Almost simultaneously, on 24 May, Kaspersky Lab began to detect malicious activity on an Italian WinRAR distribution site. In this case, however, users were not redirected to a fraudulent website, but they accepted the malicious StrongPity installation program directly from the distributor's website.
StrongPity also redirected visitors to popular web pages with free software in TrueCrypt installation programs that were "infected" by Trojan. This activity was still in progress at the end of September.
Malicious links from the WinRAR distribution websites have now been removed, but by the end of September, the malicious TrueCrypt site was still operational.
Geography of the attacks
Kaspersky Lab data reveals that within a week the malware provided by Italy's distributor's website appeared in hundreds of systems across Europe and North Africa / the Middle East, with many more potential "infections". During the summer, Italy (87%), Belgium (5%) and Algeria (4%) were most affected. The geography of the victims from the 'infected' website in Belgium was similar, with users in Belgium accounting for half (54%), with over 60 successful attacks.

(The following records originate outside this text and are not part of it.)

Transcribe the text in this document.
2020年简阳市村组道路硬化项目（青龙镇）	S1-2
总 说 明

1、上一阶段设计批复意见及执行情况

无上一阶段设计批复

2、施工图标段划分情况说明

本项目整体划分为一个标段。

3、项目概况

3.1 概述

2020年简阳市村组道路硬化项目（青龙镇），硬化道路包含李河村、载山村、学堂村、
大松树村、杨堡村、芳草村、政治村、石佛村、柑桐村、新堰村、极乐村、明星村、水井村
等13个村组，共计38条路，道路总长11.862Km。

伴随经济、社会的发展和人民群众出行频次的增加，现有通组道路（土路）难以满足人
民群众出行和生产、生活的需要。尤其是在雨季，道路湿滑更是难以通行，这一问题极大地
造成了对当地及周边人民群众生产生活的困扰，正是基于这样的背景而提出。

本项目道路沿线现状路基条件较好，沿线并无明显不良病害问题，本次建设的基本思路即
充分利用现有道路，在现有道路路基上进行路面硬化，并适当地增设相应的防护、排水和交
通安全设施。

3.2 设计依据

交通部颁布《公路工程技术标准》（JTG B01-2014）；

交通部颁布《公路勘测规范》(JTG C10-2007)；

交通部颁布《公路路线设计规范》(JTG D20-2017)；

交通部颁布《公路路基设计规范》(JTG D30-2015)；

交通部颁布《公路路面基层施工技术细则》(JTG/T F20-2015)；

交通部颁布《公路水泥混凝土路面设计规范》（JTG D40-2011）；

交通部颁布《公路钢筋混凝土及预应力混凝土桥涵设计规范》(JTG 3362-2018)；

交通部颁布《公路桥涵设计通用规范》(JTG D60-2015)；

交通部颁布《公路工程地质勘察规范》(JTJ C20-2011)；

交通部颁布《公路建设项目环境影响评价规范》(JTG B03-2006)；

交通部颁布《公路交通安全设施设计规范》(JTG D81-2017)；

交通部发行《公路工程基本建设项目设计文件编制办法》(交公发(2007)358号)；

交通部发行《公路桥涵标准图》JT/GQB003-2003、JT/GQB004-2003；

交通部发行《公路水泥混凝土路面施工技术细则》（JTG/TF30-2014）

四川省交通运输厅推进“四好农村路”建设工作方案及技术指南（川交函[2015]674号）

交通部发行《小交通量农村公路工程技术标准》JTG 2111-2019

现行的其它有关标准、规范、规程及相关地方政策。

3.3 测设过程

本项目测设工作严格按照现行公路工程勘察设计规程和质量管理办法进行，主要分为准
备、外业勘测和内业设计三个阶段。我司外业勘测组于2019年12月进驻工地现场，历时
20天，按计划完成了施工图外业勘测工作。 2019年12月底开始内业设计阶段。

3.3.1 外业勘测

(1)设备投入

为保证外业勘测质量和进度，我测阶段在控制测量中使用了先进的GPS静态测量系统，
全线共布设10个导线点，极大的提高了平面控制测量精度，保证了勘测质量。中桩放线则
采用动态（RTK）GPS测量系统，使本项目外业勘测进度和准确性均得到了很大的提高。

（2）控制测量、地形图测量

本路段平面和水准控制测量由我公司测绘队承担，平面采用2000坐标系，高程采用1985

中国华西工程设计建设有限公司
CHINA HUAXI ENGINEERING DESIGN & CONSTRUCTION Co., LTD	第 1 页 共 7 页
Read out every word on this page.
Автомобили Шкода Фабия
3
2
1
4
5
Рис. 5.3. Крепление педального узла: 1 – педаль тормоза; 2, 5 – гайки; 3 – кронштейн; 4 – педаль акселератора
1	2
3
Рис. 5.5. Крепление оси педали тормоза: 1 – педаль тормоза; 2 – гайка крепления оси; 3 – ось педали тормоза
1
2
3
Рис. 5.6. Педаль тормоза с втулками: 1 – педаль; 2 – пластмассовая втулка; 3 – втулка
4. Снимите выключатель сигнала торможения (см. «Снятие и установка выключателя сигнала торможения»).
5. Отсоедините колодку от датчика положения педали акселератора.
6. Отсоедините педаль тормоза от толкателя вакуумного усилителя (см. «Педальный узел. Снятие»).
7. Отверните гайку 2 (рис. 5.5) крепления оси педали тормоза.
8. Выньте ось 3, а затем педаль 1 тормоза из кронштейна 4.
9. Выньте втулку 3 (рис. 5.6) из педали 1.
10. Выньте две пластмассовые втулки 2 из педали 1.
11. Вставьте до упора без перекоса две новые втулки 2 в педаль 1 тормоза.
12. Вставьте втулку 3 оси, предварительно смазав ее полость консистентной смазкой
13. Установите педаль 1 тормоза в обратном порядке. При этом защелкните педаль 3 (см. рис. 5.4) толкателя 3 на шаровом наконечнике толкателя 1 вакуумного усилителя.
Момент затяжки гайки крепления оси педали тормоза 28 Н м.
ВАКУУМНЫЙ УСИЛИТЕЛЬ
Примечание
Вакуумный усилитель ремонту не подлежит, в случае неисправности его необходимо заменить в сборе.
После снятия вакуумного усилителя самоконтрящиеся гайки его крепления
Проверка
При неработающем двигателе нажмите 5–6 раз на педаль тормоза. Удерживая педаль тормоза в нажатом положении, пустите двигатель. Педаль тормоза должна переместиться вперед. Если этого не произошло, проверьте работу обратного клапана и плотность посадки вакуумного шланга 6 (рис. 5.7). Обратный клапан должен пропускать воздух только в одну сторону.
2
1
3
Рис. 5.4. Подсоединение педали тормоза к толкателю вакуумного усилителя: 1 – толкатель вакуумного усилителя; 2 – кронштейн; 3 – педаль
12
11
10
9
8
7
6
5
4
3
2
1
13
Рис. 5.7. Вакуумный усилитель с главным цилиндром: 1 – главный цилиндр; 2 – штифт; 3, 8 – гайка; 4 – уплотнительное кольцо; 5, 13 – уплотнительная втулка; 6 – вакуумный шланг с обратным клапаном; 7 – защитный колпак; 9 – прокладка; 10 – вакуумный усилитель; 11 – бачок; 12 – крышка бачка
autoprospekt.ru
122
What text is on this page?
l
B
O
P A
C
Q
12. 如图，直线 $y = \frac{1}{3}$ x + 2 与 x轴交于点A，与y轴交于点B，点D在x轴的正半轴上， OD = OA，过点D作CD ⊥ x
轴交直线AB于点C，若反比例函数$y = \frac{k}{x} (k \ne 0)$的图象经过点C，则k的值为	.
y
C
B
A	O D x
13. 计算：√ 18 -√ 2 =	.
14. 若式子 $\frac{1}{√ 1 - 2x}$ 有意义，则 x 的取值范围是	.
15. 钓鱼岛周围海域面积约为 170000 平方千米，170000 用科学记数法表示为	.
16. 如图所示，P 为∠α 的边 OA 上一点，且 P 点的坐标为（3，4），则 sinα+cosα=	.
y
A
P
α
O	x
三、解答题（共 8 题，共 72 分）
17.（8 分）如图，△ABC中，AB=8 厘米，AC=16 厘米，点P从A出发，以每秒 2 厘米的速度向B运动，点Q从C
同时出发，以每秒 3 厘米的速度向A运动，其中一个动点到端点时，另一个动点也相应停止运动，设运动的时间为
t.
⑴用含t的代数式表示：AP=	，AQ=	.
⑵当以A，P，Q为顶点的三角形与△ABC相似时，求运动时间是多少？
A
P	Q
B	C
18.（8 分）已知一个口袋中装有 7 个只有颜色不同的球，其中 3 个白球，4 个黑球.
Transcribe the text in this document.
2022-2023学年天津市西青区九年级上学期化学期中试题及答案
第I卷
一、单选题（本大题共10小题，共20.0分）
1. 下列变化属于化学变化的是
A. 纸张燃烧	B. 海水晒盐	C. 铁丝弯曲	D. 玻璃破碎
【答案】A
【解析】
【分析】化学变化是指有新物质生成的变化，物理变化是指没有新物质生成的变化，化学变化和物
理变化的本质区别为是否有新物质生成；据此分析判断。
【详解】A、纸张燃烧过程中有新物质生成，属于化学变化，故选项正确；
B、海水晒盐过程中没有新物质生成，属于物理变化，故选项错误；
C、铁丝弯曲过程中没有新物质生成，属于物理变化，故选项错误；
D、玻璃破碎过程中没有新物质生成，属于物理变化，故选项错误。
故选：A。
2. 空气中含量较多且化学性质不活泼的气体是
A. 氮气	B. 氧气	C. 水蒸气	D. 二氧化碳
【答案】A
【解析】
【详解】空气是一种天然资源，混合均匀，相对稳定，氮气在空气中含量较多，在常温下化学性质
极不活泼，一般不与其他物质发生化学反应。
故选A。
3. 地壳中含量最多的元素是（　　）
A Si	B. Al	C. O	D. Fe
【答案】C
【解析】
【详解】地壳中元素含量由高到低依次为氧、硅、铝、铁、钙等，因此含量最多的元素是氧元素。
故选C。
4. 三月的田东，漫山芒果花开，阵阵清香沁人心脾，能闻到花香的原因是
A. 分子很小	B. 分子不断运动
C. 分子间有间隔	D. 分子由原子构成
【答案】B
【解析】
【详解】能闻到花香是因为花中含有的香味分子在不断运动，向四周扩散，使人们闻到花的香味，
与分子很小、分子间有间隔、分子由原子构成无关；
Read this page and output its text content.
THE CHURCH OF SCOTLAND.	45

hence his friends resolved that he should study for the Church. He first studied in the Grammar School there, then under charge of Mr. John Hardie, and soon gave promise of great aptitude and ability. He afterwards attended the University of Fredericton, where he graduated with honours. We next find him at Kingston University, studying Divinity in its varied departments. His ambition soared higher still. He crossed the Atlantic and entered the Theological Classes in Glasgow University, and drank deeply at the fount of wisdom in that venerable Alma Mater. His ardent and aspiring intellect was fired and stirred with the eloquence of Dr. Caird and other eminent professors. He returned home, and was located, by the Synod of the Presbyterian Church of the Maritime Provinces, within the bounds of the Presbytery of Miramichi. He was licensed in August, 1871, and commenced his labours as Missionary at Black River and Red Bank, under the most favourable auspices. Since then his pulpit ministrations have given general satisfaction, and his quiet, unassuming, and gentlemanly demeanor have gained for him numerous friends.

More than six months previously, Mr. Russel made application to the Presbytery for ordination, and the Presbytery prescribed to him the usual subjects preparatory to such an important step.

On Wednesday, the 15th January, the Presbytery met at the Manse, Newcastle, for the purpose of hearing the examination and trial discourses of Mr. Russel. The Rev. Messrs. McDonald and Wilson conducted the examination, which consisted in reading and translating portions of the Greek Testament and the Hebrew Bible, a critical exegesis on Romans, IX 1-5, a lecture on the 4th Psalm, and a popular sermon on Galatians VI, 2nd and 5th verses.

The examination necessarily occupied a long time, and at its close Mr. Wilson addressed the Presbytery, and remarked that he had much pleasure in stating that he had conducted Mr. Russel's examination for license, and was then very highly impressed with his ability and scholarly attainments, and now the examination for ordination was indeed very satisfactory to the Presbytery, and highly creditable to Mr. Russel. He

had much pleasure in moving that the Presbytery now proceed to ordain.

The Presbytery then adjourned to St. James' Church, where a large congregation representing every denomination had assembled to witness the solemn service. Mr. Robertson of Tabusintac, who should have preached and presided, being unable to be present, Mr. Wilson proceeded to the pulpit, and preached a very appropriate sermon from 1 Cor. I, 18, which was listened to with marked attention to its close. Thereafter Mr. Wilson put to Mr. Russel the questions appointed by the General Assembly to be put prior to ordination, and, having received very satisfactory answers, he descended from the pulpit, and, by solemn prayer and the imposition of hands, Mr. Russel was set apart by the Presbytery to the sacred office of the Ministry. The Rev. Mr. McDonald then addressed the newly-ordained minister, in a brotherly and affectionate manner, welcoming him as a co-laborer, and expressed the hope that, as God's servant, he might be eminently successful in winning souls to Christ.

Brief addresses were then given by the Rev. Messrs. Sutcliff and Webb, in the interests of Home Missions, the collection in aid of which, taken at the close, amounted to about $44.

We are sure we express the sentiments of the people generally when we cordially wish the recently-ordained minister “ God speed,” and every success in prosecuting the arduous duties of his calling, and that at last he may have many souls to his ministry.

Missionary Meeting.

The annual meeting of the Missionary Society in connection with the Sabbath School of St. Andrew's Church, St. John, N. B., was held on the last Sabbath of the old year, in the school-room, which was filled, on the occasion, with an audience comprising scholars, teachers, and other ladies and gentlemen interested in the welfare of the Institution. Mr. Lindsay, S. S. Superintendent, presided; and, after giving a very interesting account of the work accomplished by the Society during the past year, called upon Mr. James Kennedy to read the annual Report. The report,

Attacks on users through the fraudulent TrueCrypt site reach up to May of 2016, with 95% of the victims being in Turkey.
«The techniques used by this threatening carrier are smart enough. They resemble the approach adopted at the beginning of 2014 by APT Crouching Yeti / Energy Bear, in which lawfully installed software programs for industrial control systems that were 'infected' by Trojan and compromised genuine software distribution websites. These tactics are an undesirable and dangerous trend the security industry has to deal with. The search for privacy and integrity of data should not expose the individual to harmful "waterholes". "Waterhole" attacks are inherently vague and we hope to stimulate debate about the need for easier and improved verification of the delivery of encryption tools», δήλωσε ο Kurt Baumgartner, , Principal Security Researcher of Kaspersky Lab.
Kaspersky Lab identifies all StrongPity components with the names: HEUR :. Trojan.Win32.Strong Pity.gen and Trojan.Win32.StrongPity * and other general scans.
For more information about StrongPity's "watering hole" attacks, you can visit the dedicated website Securelist.com.
For information on mitigating threats with "infectedo »encryption software, you can visit the blog Kaspersky Business.